Location: Plus359 Gallery, Sofia, Bulgaria
Year: 2022
Type: Sculptural work, documentary, sound, installation.
Status: Completed
Photography: Riccardo De Vecchi , Bozhana Dimitrova, Cédric Van Parys
Video: Filming by Riccardo de Vecchi and Michaela Lakova, Editing by Cédric Van Parys

Transnational Monuments

Transnational Monuments

Transnational Monuments: In Search for a Universal Sacredness re-envisions the Cheshma—traditional drinking water fountains commonly found along the Bulgarian-Turkish borderland—as potential transnational and unifying monuments. 
        
Taking a microhistorical approach and focusing on the Bulgarian-Turkish borderland, a place of both enormous national political tension and a connecting membrane between Europe and Asia, Christianity and Islam, Cédric Van Parys | Office CCXD poses the question: how can we re-imagine and transform the idea and concept of the ‘monument’, from a symbol of nationalism to an inclusive space and infrastructure for contemplation.

Transnational Monuments: Exhibition film

Research part 1: The Bulgarian-Turkisch border(land)

Research part 1: The Bulgarian-Turkisch border(land)

“This research project and subsequent works question the meaning of a monument as a historical consensus. How can we re-imagine and transform the very idea and concept of the ‘monument’ from an often dangerous and hypocritical celebration of nationalism to an inclusive space and infrastructure for contemplation?

With its cross-country shared identity, communal history, multicultural communities, and mixed loyalties, the Bulgarian-Turkish borderland is the ideal case study to investigate monuments as potential transnational and unifying symbols.

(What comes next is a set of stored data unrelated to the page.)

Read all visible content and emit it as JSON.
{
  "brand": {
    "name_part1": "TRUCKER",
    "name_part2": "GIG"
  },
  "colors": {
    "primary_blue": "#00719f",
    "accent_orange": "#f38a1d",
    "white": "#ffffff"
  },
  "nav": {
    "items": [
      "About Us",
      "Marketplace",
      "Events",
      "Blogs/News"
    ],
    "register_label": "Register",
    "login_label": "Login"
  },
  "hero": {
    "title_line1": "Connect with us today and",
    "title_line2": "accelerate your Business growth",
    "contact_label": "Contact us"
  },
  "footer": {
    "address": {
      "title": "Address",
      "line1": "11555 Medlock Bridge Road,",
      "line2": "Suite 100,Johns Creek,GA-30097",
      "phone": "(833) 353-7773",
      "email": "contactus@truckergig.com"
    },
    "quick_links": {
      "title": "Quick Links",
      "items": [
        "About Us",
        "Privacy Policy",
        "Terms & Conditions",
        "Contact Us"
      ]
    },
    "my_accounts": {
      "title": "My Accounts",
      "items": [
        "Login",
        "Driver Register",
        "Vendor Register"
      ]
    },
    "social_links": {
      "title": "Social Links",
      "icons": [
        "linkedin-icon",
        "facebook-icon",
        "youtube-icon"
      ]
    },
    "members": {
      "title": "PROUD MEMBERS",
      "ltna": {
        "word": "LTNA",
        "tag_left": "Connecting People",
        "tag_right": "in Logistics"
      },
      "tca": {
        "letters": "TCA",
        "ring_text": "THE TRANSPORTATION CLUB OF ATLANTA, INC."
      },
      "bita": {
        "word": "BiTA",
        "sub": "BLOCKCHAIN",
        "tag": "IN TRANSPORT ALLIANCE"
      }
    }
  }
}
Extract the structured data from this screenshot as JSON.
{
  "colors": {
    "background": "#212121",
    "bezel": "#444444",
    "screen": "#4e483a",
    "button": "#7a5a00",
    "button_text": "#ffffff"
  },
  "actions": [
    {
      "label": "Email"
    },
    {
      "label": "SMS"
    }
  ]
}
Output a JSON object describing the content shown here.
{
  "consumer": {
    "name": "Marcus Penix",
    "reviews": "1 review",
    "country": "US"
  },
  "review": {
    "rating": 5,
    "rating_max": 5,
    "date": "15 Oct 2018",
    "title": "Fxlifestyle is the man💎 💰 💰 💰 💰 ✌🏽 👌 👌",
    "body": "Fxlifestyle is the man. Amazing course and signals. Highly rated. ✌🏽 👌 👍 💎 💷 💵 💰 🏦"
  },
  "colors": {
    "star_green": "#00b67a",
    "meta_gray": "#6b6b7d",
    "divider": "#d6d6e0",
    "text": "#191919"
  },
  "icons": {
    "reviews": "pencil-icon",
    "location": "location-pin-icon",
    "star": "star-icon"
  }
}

Research part 2: Cheshma | Çesme

Research part 2: Cheshma | Çesme

 “Cheshma” (Bulgarian) or “Çesme” (Turkish) can be found in the fields, forests, villages, and as sanctuaries along the roads on either side of the Bulgarian-Turkish border in equal density, always negotiating a careful relationship with the landscape. Building Cheshmi is a communal and sacred tradition that has diasporic roots. Apart from being functional, drinking water fountains have always been mystical places and as communal architectural works, they do not impose (political) power from above, but rather concentrate collective power from those who surround them. As such, they do not only offer a public service for humans and non-humans but also provide a neutral space for contemplation, gathering, and ritual and are therefore import­ant symbols of cultural memory.

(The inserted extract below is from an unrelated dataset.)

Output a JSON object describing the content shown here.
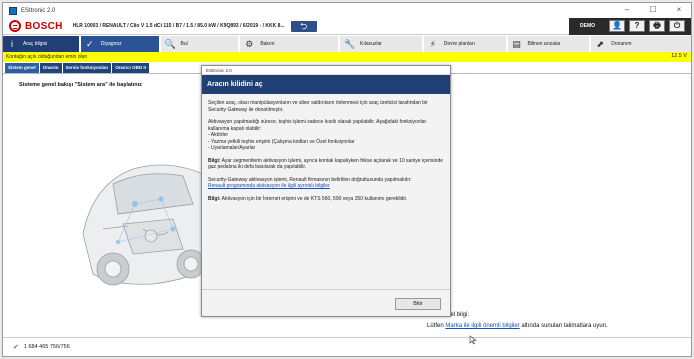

Transnational Monuments: Research documentary

Having mapped and documented more than one hundred drinking fountains on both sides of the border, it inevitably became a project about water. Water ignores the borders we have invented, providing a source of life wherever it flows. The Koran states: “We made from water every living thing” and “да върви по вода” (good luck will flow your way) is a Bulgarian saying from folklore that can be traced back to the ancient Thracians who inhabited these lands. Their megalithic monuments, still present in the landscape, are oriented towards the sky and were highly dependent on water to perform cosmological rituals, encouraging a sense of community. Surprisingly similar in shape, atmosphere, materiality, and use of landscape, the Cheshma is both a mystical contemporary Bulgarian-Turkish phenomenon and can be considered one of the most inclusive, social, and international monuments of our time.

Artworks | Exhibition

Artworks | Exhibition

The exhibition marks the end of Van Parys’s 10-month Artist in Residence at Sofia’s +359 Gallery, located in a former water tower. Van Parys created ten sculptural “infrastructures”, along with a water installation, and a documentary film from the artist’s research into the Bulgarian-Turkish borderland—transforming the water tower into an immersive audio and visual experience. Together the works investigate what a future monument could be.

The ten sculptural “infrastructures” are composed of curved metal tubing that Van Parys shaped using a manual pipe bender, local natural stone, steel wire, and brass details. The artworks distill the Cheshma to its most essential elements: the equilibrium between natural forces, such as gravity, and human intervention.